BADEN BADEN de Rachel Lang

– LE FILM DE LA SEMAINE : BADEN BADEN –

Premier film français, jeune fille perdue… Cheveux gras ? On croit connaître la rengaine et pourtant, avec son titre déroutant et son héroïne insaisissable, Rachel Lang surprend son monde. 

La ville de Baden Baden, autrefois lieu de villégiature aristocratique, est aujourd'hui connue pour ses thermes à quelques kilomètres de la frontière française. De gigantesques thermes, avec des dizaines de bassins, de saunas, de bains de vapeur, du chaud, du froid, entre lesquels on erre pendant des heures. Dans le film, Anna ne va jamais à Baden Baden, elle propose seulement en riant à sa grand-mère d'aller y passer un week-end. C'est une blague et les thermes restent du domaine du fantasme. Le seul bain qu'on peut prendre, et il est au centre du film, c'est dans une baignoire qu'Anna a décidé de transformer en douche, toute seule, alors qu'elle n'y connaît rien en faïence et autres tuyaux d'évacuation. Ce n'est pas entre les bassins de Baden Baden qu'Anna erre, mais dans des showrooms de plomberie.
Anna a une vingtaine d'années, vit à Strasbourg, on devine qu'elle a fait des études d'art, mais pour le moment elle se contente de petits jobs au grand désespoir de son entourage, et surtout d'un ami prof de musique avec qui elle couche éventuellement. Son seul point d'ancrage, c'est cette grand-mère à qui elle rend visite dans son HLM, et qui se retrouve un jour hospitalisée. Anna décide alors de refaire sa salle de bain – la baignoire n'est pas pratique pour une femme de son âge, il lui faut une douche. Quelques jours auparavant, elle a appris qu'un amour ancien et qu'on devine dévastateur, Boris, était en ville pour une exposition de ses œuvres…

De la dentelle
Baden Baden est le portrait d'une jeune fille, un portrait qui ne se fait pas en pleins mais en creux : dans les manques d'Anna, ce qu'on devine d'un passé amoureux douloureux, d'une fuite en Angleterre, d'un renoncement à l'art, aussi. L'intérêt du portrait réside dans ce que le film ne montre pas, et contourne en l'effleurant. Mais aussi dans cette errance, qui ne donne jamais l'histoire pour acquise. Impossible, dans les cinq premières minutes, de déterminer quoi que ce soit de définitif sur le personnage et ce que sera sa trajectoire, ce qui est suffisamment rare dans le cinéma français dit « réaliste » pour être salué.
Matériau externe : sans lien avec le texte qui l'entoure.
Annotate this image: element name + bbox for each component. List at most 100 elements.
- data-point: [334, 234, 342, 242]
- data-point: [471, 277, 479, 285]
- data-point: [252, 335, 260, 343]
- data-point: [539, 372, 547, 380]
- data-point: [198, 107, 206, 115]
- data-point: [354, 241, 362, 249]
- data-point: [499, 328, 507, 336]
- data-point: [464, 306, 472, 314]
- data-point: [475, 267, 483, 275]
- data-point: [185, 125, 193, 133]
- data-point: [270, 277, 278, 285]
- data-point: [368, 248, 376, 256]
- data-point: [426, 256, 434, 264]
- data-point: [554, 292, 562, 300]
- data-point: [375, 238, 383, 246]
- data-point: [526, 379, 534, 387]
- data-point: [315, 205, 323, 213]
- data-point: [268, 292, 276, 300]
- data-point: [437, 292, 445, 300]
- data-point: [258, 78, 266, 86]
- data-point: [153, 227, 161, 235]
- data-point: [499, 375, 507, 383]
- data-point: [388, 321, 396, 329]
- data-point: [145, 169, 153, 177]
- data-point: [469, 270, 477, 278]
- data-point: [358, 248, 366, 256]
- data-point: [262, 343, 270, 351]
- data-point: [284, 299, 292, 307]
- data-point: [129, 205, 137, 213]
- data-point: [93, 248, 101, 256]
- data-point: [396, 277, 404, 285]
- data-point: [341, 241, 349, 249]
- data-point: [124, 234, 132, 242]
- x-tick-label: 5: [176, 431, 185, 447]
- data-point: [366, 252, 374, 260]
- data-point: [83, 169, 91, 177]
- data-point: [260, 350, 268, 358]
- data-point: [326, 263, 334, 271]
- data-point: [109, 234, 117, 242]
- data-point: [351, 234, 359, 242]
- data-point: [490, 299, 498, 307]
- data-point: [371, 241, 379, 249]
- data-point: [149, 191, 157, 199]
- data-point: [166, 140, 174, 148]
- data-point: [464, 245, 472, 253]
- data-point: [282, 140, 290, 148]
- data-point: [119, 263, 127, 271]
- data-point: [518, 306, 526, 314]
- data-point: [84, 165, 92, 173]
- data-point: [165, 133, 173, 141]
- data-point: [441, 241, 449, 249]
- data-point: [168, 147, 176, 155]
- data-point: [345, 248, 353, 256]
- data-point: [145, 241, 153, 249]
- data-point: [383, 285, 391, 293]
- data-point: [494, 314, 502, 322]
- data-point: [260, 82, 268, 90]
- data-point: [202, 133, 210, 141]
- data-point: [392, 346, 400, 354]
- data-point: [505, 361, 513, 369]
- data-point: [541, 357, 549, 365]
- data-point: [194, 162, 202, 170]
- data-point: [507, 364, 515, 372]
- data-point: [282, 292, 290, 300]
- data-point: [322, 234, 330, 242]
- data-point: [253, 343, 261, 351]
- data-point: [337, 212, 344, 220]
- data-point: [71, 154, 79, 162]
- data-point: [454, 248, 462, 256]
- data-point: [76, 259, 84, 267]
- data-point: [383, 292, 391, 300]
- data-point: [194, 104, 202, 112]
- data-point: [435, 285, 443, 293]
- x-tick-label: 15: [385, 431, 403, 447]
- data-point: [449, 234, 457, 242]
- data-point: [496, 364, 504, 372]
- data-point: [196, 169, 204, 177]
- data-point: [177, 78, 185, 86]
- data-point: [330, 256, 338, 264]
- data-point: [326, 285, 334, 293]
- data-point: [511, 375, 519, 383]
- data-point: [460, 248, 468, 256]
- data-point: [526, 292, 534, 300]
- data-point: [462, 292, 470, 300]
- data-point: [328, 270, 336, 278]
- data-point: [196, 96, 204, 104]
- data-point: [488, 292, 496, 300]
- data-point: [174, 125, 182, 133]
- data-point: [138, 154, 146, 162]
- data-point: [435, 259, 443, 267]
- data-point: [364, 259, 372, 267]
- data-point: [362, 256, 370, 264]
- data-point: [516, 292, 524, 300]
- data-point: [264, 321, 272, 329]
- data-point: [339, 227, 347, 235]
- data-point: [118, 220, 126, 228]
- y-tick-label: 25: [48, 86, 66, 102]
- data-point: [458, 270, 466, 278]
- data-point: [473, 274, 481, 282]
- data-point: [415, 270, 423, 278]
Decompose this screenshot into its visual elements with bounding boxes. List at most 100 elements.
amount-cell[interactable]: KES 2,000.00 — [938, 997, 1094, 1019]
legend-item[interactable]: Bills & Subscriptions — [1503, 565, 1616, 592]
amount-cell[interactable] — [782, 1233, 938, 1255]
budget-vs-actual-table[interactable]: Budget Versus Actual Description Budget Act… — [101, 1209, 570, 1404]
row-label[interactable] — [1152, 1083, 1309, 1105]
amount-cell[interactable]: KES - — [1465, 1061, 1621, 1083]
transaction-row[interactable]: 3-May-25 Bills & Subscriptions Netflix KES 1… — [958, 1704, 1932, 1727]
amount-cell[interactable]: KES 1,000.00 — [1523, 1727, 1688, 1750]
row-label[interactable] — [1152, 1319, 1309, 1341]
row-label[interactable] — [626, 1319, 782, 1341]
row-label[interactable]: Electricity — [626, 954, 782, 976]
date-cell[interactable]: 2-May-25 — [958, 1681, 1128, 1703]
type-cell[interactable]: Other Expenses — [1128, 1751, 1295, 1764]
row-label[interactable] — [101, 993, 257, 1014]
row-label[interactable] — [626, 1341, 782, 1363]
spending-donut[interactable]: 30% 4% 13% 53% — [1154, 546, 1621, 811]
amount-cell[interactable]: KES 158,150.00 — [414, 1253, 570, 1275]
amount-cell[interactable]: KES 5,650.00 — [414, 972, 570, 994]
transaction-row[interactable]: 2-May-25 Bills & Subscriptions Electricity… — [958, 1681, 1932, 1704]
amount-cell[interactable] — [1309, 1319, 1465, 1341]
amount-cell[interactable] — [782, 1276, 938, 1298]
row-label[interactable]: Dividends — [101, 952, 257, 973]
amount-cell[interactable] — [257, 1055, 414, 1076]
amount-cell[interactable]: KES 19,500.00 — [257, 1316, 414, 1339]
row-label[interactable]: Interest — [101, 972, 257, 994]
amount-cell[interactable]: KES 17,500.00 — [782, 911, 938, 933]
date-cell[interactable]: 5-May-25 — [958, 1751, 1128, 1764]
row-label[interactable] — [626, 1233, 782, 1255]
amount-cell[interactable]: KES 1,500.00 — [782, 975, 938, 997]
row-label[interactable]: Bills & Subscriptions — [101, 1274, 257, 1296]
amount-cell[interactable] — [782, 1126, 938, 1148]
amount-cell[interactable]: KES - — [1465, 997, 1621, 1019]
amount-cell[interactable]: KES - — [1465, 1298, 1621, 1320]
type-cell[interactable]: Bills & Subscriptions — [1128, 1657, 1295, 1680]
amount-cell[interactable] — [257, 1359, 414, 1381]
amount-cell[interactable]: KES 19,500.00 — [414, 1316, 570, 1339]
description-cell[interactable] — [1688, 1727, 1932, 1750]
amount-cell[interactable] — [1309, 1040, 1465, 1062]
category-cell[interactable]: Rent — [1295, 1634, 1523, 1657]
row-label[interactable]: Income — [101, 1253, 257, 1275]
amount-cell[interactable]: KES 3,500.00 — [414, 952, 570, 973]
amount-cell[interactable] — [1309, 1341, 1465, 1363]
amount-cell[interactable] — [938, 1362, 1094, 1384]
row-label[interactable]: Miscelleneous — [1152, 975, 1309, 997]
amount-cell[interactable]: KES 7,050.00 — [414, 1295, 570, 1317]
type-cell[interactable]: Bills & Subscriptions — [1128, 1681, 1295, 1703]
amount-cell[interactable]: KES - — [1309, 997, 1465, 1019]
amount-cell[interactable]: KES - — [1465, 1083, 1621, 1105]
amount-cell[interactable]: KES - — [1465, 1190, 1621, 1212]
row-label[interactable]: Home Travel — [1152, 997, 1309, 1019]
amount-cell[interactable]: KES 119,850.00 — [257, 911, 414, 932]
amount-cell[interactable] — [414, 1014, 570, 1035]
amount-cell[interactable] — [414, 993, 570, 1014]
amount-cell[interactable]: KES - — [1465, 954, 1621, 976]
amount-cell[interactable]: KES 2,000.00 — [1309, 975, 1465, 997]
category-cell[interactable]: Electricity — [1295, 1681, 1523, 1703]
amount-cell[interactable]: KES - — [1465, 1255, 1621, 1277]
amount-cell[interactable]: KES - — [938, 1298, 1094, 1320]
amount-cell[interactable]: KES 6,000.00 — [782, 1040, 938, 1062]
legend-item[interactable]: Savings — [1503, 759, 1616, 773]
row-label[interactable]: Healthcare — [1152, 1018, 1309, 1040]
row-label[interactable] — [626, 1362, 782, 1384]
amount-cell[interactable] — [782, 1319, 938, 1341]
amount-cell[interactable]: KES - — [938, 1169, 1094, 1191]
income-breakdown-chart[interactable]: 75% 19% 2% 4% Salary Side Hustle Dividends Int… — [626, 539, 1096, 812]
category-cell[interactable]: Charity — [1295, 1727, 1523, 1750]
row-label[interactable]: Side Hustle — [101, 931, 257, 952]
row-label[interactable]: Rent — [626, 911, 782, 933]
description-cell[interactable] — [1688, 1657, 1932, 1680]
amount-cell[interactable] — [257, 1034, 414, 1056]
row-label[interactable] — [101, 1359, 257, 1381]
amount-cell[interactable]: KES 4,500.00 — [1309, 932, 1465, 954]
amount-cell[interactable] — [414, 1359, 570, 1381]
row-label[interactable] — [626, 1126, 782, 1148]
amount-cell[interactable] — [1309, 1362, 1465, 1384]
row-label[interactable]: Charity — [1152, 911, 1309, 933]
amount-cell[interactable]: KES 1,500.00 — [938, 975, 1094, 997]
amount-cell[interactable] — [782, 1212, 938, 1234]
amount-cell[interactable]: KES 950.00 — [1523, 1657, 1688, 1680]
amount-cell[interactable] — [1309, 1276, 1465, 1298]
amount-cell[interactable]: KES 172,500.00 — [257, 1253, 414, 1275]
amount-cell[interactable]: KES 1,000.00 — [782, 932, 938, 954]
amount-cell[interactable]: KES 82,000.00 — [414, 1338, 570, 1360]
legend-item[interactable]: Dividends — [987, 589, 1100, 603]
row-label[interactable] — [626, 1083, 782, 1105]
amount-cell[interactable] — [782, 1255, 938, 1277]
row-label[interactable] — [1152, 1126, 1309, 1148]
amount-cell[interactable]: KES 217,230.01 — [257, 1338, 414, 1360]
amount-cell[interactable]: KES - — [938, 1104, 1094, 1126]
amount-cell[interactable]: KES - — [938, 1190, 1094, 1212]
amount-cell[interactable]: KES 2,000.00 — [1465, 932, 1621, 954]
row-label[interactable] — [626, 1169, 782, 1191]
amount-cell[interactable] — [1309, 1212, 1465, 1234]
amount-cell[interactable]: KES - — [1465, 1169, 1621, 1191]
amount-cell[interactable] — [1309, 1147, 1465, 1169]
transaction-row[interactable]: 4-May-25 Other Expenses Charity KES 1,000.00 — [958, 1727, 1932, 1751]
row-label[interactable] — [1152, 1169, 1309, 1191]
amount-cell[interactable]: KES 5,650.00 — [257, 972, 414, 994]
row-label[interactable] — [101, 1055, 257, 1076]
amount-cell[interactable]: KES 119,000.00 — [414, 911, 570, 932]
Anna est imprévisible, et marque le récit de cette empreinte incertaine. Lorsque son ami lui propose de partir vingt-quatre heures pour changer d'air, elle accepte et monte dans le bus. On ne saura pas où elle va, ni pourquoi, ni qui sont véritablement les gens dans le bus. Mais on s'en fiche.
Les relations qu'Anna tisse autour d'elle sont toutes compliquées et difficiles à qualifier : avec ses parents, avec cet ami avec qui elle couche et qui a l'air amoureux d'elle, mais qui vit avec une autre fille, avec un cousin qui disparaît aussi vite qu'il est apparu, ou encore une coloc' anglaise qui surgit, avec qui elle entretient une relation très sensuelle. Le film circule dans cette toile qui finit par dessiner une dentelle très délicate, au centre de laquelle :se tient Boris, l'artiste aimé. Pour autant le film n'est pas éparpillé, il campe une personne complexe, que la réalisatrice Rachel Lang avait esquissée dans ses deux premiers courts métrages. L'héroïne des deux courts était déjà Anna, interprétée par la même actrice, Salomé Richard, toute en finesse, une fille frêle et têtue qui fait des trucs de mec : l'armée, de la sculpture monumentale, de la plomberie finalement.
C'est une fable sur l'amour perdu mais aussi sur l'ambition artistique ; à cette figure de Boris, l'artiste-vidéaste contemporain, gonflé d'orgueil, Anna oppose une manière de vivre véritablement esthétique, et la salle de bain qu'elle refait chez sa grand-mère, après avoir embauché un ouvrier raté – Lazare Gousseau, très drôle – est une œuvre véritable. Et Baden Baden, un beau film jamais didactique. Il maintient son personnage sur une ligne de crête très étroite entre l'émancipation et la perte de soi, et c'est cette vulnérabilité qui met tout le film en tension. Pas de drame, pas d'épiphanie, on baigne finalement dans des eaux tièdes, et c'est dans cette tiédeur qu'on s'épanouit. Lucile Commeaux 


Baden Baden, un film de Rachel Lang, avec Salomé Richard, Swan Arlaud et Zabou Breitman. En salles le 04 mai.